Shaking the foundations

12 May 2013
Seventh Sunday of Easter
Easter 7C (RCL)
Acts 16:16-34
Psalm 97
Revelation 22:12-14, 16-17, 20-21
John 17:20-26

This is the Sunday between Ascension and Pentecost, so in some regard, the focus is on the upcoming gift of the Spirit. In the readings for this Sunday, the focus is pretty oblique.

The reading from Acts seems almost novelistic in the way it relates the story of release of Paul and Silas from prison. I find allusions to the tomb (the innermost chamber of the prison, the stocks) and the resurrection (the earthquake), and it certainly fits with Luke’s narrative purpose to show the apostles recapitulating the ministry of Jesus. But I think the point almost slips past us because of our familiarity with the language.

The slave girl, we are told, had the spirit of a python (the NRSV translates “divination”). The oracle at Delphi was possessed by a python when she prophesied: this slave girl fits a pattern well-known in the ancient world. And, she is speaking the truth (at least from Luke’s perspective): these men are slaves of the most high God. This is a good narrative set up. The conflict arises over Paul and Silas putting forward a way of life that is not lawful for Romans.

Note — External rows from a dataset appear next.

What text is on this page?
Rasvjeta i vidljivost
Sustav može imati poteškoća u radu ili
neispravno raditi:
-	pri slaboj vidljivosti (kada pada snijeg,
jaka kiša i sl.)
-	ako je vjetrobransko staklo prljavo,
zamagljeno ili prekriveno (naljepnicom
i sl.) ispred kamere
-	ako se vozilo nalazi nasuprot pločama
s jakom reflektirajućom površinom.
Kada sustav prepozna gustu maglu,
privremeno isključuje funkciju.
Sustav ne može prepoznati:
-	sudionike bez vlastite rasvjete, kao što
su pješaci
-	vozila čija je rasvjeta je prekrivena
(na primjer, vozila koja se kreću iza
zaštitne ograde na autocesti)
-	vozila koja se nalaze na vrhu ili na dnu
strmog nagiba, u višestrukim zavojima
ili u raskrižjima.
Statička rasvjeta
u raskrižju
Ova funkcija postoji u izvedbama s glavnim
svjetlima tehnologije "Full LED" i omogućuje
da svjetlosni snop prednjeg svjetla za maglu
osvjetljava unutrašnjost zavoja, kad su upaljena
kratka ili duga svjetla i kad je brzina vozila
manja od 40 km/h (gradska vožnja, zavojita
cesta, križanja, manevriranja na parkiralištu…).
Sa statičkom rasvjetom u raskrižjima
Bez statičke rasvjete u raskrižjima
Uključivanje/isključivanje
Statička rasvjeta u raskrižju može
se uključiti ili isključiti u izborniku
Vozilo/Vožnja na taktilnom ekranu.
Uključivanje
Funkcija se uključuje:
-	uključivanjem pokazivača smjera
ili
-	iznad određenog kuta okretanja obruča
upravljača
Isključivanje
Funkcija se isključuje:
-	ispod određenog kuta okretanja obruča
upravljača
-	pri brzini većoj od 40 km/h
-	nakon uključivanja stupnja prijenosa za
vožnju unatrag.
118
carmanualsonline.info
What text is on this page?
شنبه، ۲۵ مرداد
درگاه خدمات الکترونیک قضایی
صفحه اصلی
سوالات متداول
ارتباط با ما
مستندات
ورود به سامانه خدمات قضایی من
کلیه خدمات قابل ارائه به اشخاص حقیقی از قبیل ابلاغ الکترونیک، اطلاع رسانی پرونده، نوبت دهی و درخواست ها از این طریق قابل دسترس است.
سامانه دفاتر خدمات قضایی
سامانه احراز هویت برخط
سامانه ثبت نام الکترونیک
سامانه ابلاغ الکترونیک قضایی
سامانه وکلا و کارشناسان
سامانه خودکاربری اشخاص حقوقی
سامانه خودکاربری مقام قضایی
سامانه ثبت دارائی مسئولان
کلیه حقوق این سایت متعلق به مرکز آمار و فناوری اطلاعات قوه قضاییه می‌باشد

They are put in prison, and during the night there is an earthquake, and the doors are opened. The jailer, supposing the prisoners have escaped prepares to commit suicide (as the honor code of the day would have required). Instead Paul calls out that all are still present and accounted for. The jailer asks, “Sirs (or Lords), what must I do to be saved?” We here this in the context of “Jesus saves” evangelical preaching. He might be asking, “How do I get to heaven?” In fact, he is asking, “How do I get out of this jam I am in (that you have put me in)?” And Paul answers “Trust on the Lord Jesus.” First, it’s an unusual preposition for the verb “trust”. The usual prepositions are “in” and “into”. Luke is not careless with words, so we need to pause and wonder why.

The result is that the jailer and his household become believers (trusters) in God. Paul invites the jailer to get out the jam he’s in by shifting his allegiances from Lord Caesar to the Lord Jesus. That’s the reason for the preposition “epi” — rebuild your world upon the Lord Jesus. The earthquake now begins to make sense in the story. The jailer’s world has been shaken. And it also makes sense that the whole jailer’s household comes along with him. The paterfamilias served in essence as the priest of the household, offering sacrifice on those occasion that required it. This is a huge shift.

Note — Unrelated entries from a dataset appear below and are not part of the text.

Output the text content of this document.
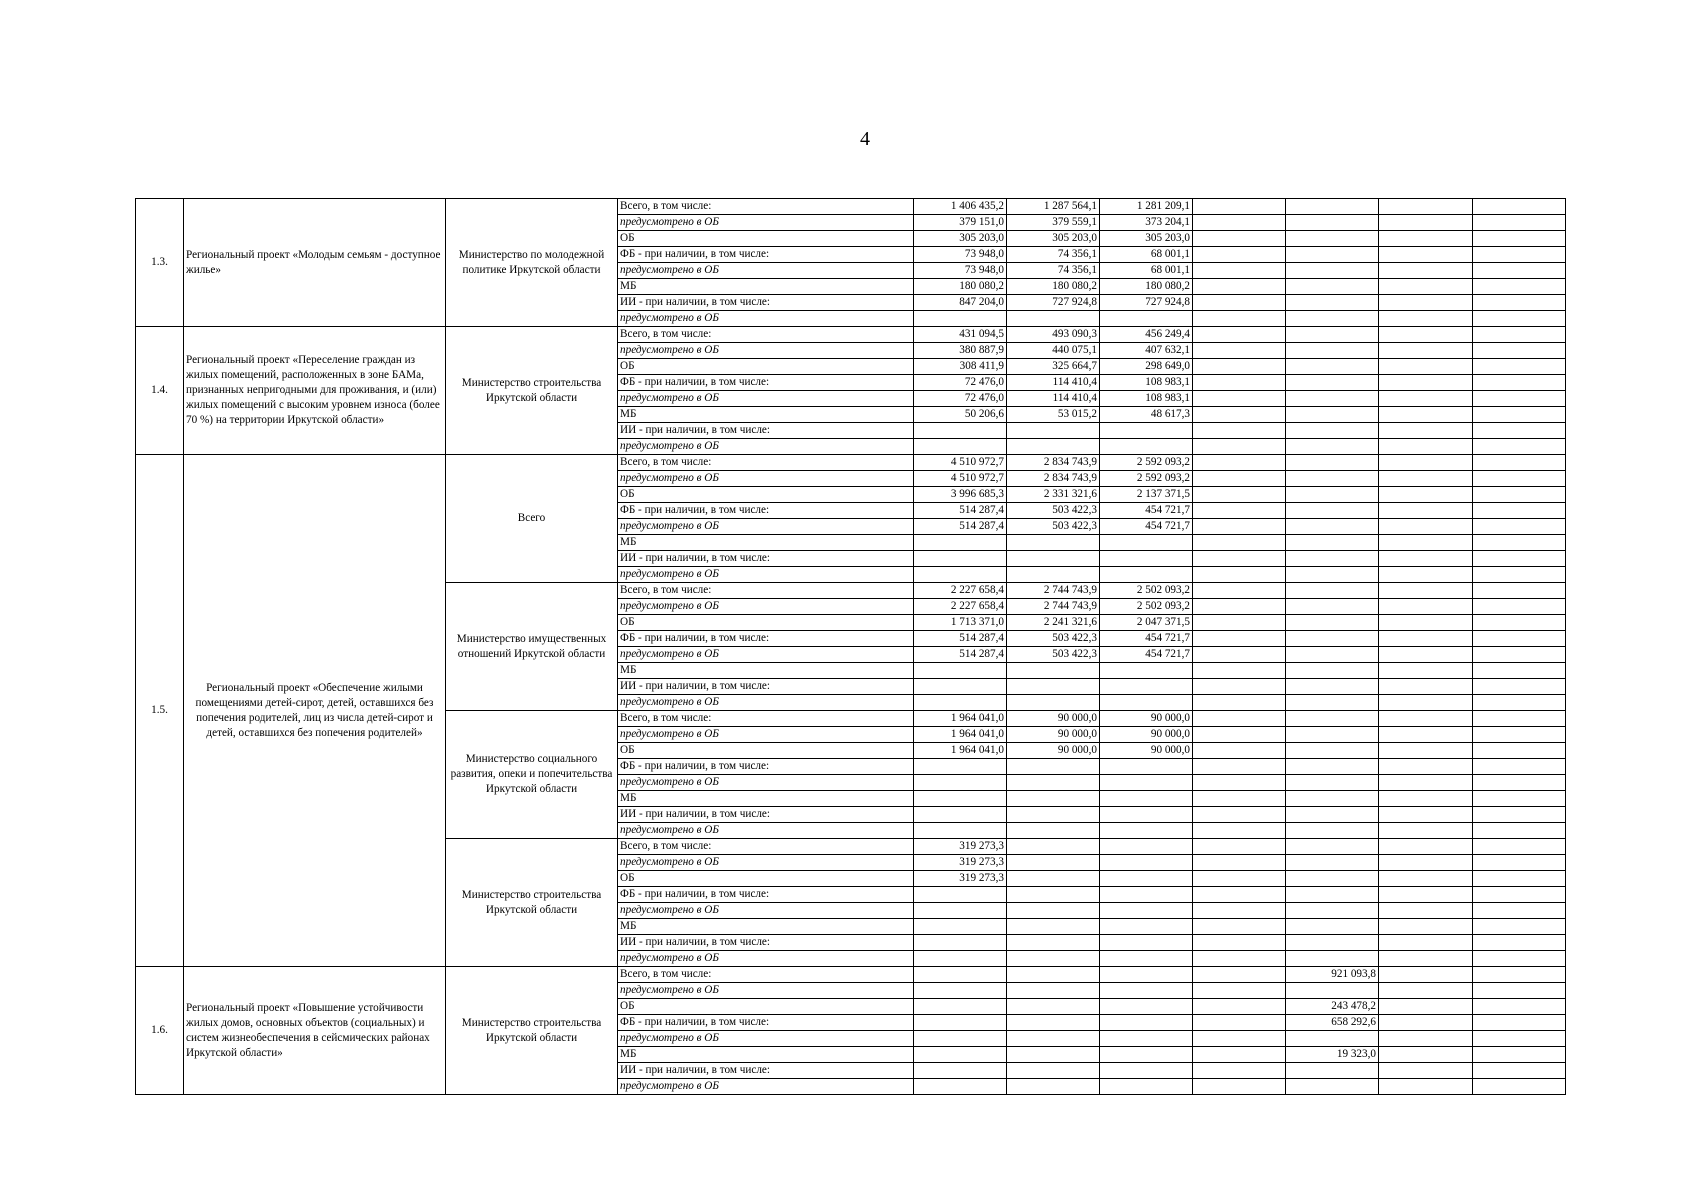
4
1.3.	Региональный проект «Молодым семьям - доступное жилье»	Министерство по молодежной политике Иркутской области	Всего, в том числе:	1 406 435,2	1 287 564,1	1 281 209,1				
			предусмотрено в ОБ	379 151,0	379 559,1	373 204,1				
			ОБ	305 203,0	305 203,0	305 203,0				
			ФБ - при наличии, в том числе:	73 948,0	74 356,1	68 001,1				
			предусмотрено в ОБ	73 948,0	74 356,1	68 001,1				
			МБ	180 080,2	180 080,2	180 080,2				
			ИИ - при наличии, в том числе:	847 204,0	727 924,8	727 924,8				
			предусмотрено в ОБ							
1.4.	Региональный проект «Переселение граждан из жилых помещений, расположенных в зоне БАМа, признанных непригодными для проживания, и (или) жилых помещений с высоким уровнем износа (более 70 %) на территории Иркутской области»	Министерство строительства Иркутской области	Всего, в том числе:	431 094,5	493 090,3	456 249,4				
			предусмотрено в ОБ	380 887,9	440 075,1	407 632,1				
			ОБ	308 411,9	325 664,7	298 649,0				
			ФБ - при наличии, в том числе:	72 476,0	114 410,4	108 983,1				
			предусмотрено в ОБ	72 476,0	114 410,4	108 983,1				
			МБ	50 206,6	53 015,2	48 617,3				
			ИИ - при наличии, в том числе:							
			предусмотрено в ОБ							
1.5.	Региональный проект «Обеспечение жилыми помещениями детей-сирот, детей, оставшихся без попечения родителей, лиц из числа детей-сирот и детей, оставшихся без попечения родителей»	Всего	Всего, в том числе:	4 510 972,7	2 834 743,9	2 592 093,2				
			предусмотрено в ОБ	4 510 972,7	2 834 743,9	2 592 093,2				
			ОБ	3 996 685,3	2 331 321,6	2 137 371,5				
			ФБ - при наличии, в том числе:	514 287,4	503 422,3	454 721,7				
			предусмотрено в ОБ	514 287,4	503 422,3	454 721,7				
			МБ							
			ИИ - при наличии, в том числе:							
			предусмотрено в ОБ							
		Министерство имущественных отношений Иркутской области	Всего, в том числе:	2 227 658,4	2 744 743,9	2 502 093,2				
			предусмотрено в ОБ	2 227 658,4	2 744 743,9	2 502 093,2				
			ОБ	1 713 371,0	2 241 321,6	2 047 371,5				
			ФБ - при наличии, в том числе:	514 287,4	503 422,3	454 721,7				
			предусмотрено в ОБ	514 287,4	503 422,3	454 721,7				
			МБ							
			ИИ - при наличии, в том числе:							
			предусмотрено в ОБ							
		Министерство социального развития, опеки и попечительства Иркутской области	Всего, в том числе:	1 964 041,0	90 000,0	90 000,0				
			предусмотрено в ОБ	1 964 041,0	90 000,0	90 000,0				
			ОБ	1 964 041,0	90 000,0	90 000,0				
			ФБ - при наличии, в том числе:							
			предусмотрено в ОБ							
			МБ							
			ИИ - при наличии, в том числе:							
			предусмотрено в ОБ							
		Министерство строительства Иркутской области	Всего, в том числе:	319 273,3						
			предусмотрено в ОБ	319 273,3						
			ОБ	319 273,3						
			ФБ - при наличии, в том числе:							
			предусмотрено в ОБ							
			МБ							
			ИИ - при наличии, в том числе:							
			предусмотрено в ОБ							
1.6.	Региональный проект «Повышение устойчивости жилых домов, основных объектов (социальных) и систем жизнеобеспечения в сейсмических районах Иркутской области»	Министерство строительства Иркутской области	Всего, в том числе:					921 093,8		
			предусмотрено в ОБ							
			ОБ					243 478,2		
			ФБ - при наличии, в том числе:					658 292,6		
			предусмотрено в ОБ							
			МБ					19 323,0		
			ИИ - при наличии, в том числе:							
			предусмотрено в ОБ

The Gospel passage speaks of our participation in the life of the Trinity (as you are in me and I am in you, may they be in us). But Jesus is praying not just for the disciples in the room, but for those who will come to believe through their word (us and beyond us). Again, a shift of identity is required. We are to be identified as persons through our participation in the inner life of the Trinity, not through our standing in the world’s definitions (glory trickles down in the world; it is freely given in the Trinity).

The passage from Revelation, which ends our Bible, invites all to come and drink freely of the water of life — an image of abundance; crystal clear water flowing right down the (golden) street of the city. The invitation is to shift from our zero-sum ways of defining individuals (wealth, power, status) etc., to an open sum mutual indwelling which glorifies all. Being “saved” means much more than just getting your “get out of hell free card” punched. It invites us into a new definition of person, of household, of glory.